G = np.zeros((4,2*N))

for i in range(N):
  G[:, 2*i:2*(i+1)] = np.linalg.matrix_power(A,max(0,N-i-1))@B

u_hat = np.linalg.lstsq(G,x_des - np.linalg.matrix_power(A,N)@x_0, rcond=0)[0]

In [15]:

u_vec = u_hat

u_opt = u_vec.reshape(1000,2).T

x = np.zeros((4,N+1))
x[:,0] = x_0

for t in range(N):
    x[:,t+1] = A.dot(x[:,t]) + B.dot(u_opt[:,t])

In [16]:

plt.figure(figsize=(14,9), dpi=100)
plt.subplot(2,2,1)
plt.plot(ts,x[0,:])
plt.xlabel('time')
plt.ylabel('x position')
plt.grid()
plt.subplot(2,2,2)
plt.plot(ts,x[1,:])
plt.xlabel('time')
plt.ylabel('y position')
plt.grid()
plt.subplot(2,2,3)
plt.plot(ts,x[2,:])
plt.xlabel('time')
plt.ylabel('x velocity')
plt.grid()
plt.subplot(2,2,4)
plt.plot(ts,x[3,:])
plt.xlabel('time')
plt.ylabel('y velocity')
plt.grid()
plt.show()

plt.figure(figsize=(14,9), dpi=100)
plt.subplot(2,2,1)
plt.plot(ts[:-1],u_opt[0,:])
plt.xlabel('time')
plt.ylabel(r'$u_1$')
plt.grid()
plt.subplot(2,2,2)
plt.plot(ts[:-1],u_opt[1,:])
plt.xlabel('time')
plt.ylabel(r'$u_2$')
plt.grid()
plt.show()

In [17]:

plt.figure(figsize=(14,9), dpi=100)
plt.plot(x[0,:],x[1,:], label='Optimal trajectory')
plt.plot(x_0[0], x_0[1], 'o', markersize=7, label='Initial position')
plt.plot(x_des[0], x_des[1], '*', markersize=10, label='Target position')
plt.title('Trajectory')
plt.legend()
for i in range(0,N-1,10):
  plt.arrow(x[0,i], x[1,i], 10*u_opt[0,i], 10*u_opt[1,i], head_width=1, width=0.2, fc='tab:red', ec='none')
plt.axis('equal')
plt.xlabel(r'$x$ position')
plt.ylabel(r'$y$ position')
plt.grid()
plt.show()

For your information, $x_t$ for time $t$ other than $N$ can also be expressed similar ways with $u=(u_0, \dots, u_{N-1})$ as follows.

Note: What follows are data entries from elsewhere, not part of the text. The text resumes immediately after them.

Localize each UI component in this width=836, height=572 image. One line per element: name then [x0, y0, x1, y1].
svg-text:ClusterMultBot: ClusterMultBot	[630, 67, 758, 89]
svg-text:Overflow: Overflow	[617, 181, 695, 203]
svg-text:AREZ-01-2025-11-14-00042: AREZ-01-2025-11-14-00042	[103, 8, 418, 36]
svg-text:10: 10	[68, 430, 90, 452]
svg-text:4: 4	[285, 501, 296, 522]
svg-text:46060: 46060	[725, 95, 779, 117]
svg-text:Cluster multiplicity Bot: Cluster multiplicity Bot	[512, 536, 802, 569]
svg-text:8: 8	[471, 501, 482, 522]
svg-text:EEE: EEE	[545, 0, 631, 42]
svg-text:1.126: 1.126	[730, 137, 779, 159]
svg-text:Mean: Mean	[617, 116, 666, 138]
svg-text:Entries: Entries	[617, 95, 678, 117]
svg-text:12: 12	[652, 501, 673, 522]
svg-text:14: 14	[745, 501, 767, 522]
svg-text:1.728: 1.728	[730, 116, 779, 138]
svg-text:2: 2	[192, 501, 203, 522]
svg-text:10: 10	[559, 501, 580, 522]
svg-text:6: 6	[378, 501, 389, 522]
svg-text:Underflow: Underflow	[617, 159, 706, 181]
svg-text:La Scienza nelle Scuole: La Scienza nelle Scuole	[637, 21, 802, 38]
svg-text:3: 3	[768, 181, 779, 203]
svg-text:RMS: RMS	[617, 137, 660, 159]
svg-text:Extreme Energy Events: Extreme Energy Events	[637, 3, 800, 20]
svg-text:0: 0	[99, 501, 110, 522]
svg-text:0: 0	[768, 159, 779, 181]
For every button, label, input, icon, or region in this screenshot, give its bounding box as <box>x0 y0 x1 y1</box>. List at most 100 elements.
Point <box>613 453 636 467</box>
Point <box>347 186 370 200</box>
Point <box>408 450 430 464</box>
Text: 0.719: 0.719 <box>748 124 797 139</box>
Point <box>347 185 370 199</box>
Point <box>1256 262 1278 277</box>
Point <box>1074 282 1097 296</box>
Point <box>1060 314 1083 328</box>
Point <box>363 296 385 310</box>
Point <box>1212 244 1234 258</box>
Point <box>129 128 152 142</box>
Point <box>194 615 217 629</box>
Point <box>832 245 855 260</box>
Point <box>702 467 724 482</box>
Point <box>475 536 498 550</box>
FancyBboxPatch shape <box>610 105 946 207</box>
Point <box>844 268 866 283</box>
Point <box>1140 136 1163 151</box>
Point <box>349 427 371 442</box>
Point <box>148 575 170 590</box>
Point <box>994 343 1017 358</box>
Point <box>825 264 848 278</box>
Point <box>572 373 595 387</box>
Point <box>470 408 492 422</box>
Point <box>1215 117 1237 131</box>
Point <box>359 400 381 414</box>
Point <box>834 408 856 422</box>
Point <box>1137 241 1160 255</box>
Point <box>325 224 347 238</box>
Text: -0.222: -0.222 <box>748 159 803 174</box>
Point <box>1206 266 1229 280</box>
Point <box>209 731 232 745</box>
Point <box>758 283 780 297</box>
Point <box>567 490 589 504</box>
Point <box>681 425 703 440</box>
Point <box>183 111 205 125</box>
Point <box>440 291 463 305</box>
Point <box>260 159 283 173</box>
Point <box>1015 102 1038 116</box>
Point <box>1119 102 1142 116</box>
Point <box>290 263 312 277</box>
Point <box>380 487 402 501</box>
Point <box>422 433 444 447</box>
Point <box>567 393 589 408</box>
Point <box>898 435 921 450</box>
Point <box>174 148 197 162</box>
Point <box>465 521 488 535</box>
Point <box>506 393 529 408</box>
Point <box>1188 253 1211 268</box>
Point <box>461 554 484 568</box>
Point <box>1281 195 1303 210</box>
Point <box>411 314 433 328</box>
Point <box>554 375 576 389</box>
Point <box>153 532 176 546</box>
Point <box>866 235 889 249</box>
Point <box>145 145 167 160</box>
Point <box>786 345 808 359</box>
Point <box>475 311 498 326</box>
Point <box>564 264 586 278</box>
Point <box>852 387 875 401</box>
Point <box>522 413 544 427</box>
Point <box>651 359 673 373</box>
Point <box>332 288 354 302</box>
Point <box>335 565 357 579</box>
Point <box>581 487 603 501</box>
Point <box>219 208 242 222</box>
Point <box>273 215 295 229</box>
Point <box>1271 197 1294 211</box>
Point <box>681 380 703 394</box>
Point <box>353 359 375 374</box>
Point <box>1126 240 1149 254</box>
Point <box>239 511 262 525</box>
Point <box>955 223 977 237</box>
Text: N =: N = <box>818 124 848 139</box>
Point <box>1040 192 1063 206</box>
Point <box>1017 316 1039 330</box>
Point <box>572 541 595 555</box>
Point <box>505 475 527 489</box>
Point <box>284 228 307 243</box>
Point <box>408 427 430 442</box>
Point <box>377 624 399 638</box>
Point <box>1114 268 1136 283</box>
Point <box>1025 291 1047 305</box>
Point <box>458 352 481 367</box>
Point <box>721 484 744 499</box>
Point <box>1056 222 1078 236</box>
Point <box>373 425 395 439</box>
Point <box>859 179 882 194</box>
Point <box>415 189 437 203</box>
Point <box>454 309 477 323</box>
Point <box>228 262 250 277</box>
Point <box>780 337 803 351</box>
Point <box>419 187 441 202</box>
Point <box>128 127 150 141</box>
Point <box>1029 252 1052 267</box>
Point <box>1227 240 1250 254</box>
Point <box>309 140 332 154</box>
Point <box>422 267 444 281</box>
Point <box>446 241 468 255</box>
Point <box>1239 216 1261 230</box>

$$ x_1 = Ax_0 + { \bmat{B & 0 & \cdots & 0 & 0} } \bmat{u_0 \\u_1 \\ \vdots \\ u_{N-2} \\ u_{N-1}} $$

$$ x_{N-1} = A^{N-1}x_0 + { \bmat{A^{N-2}B & A^{N-3}B & \cdots & B & 0} } \bmat{u_0 \\u_1 \\ \vdots \\ u_{N-2} \\ u_{N-1}} $$

or $y_t = Cx_t$ can be used for expressing other output variables at time $t$.

For example,

$$ y_{N-1} = Cx_{N-1} = CA^{N-1}x_0 + { \bmat{CA^{N-2}B & CA^{N-3}B & \cdots & CB & 0} } \bmat{u_0 \\u_1 \\ \vdots \\ u_{N-2} \\ u_{N-1}} $$

with $$ C = \bmat{0 & 0 & 1 & 0 \\ 0 & 0 & 0 & 1} $$ can express the velocity at time $t=N-1$.

Another example, $$ \bmat{x_{1} \\ Cx_{N-1} \\ x_{N}} = \bmat{A \\ CA^{N-1} \\ A^N}x_0 + \bmat{B & 0 & \cdots & 0 & 0 \\ CA^{N-2}B & CA^{N-3}B & \cdots & CB & 0 \\ A^{N-1}B & A^{N-2}B & \cdots & AB & B} \bmat{u_0 \\u_1 \\ \vdots \\ u_{N-2} \\ u_{N-1}} $$ can express the position and velocity at time $t=1$, the velocity at time $t=N-1$, and the position and velocity at time $t=N$ as an affine combination of $u_0, \dots, u_{N-1}$.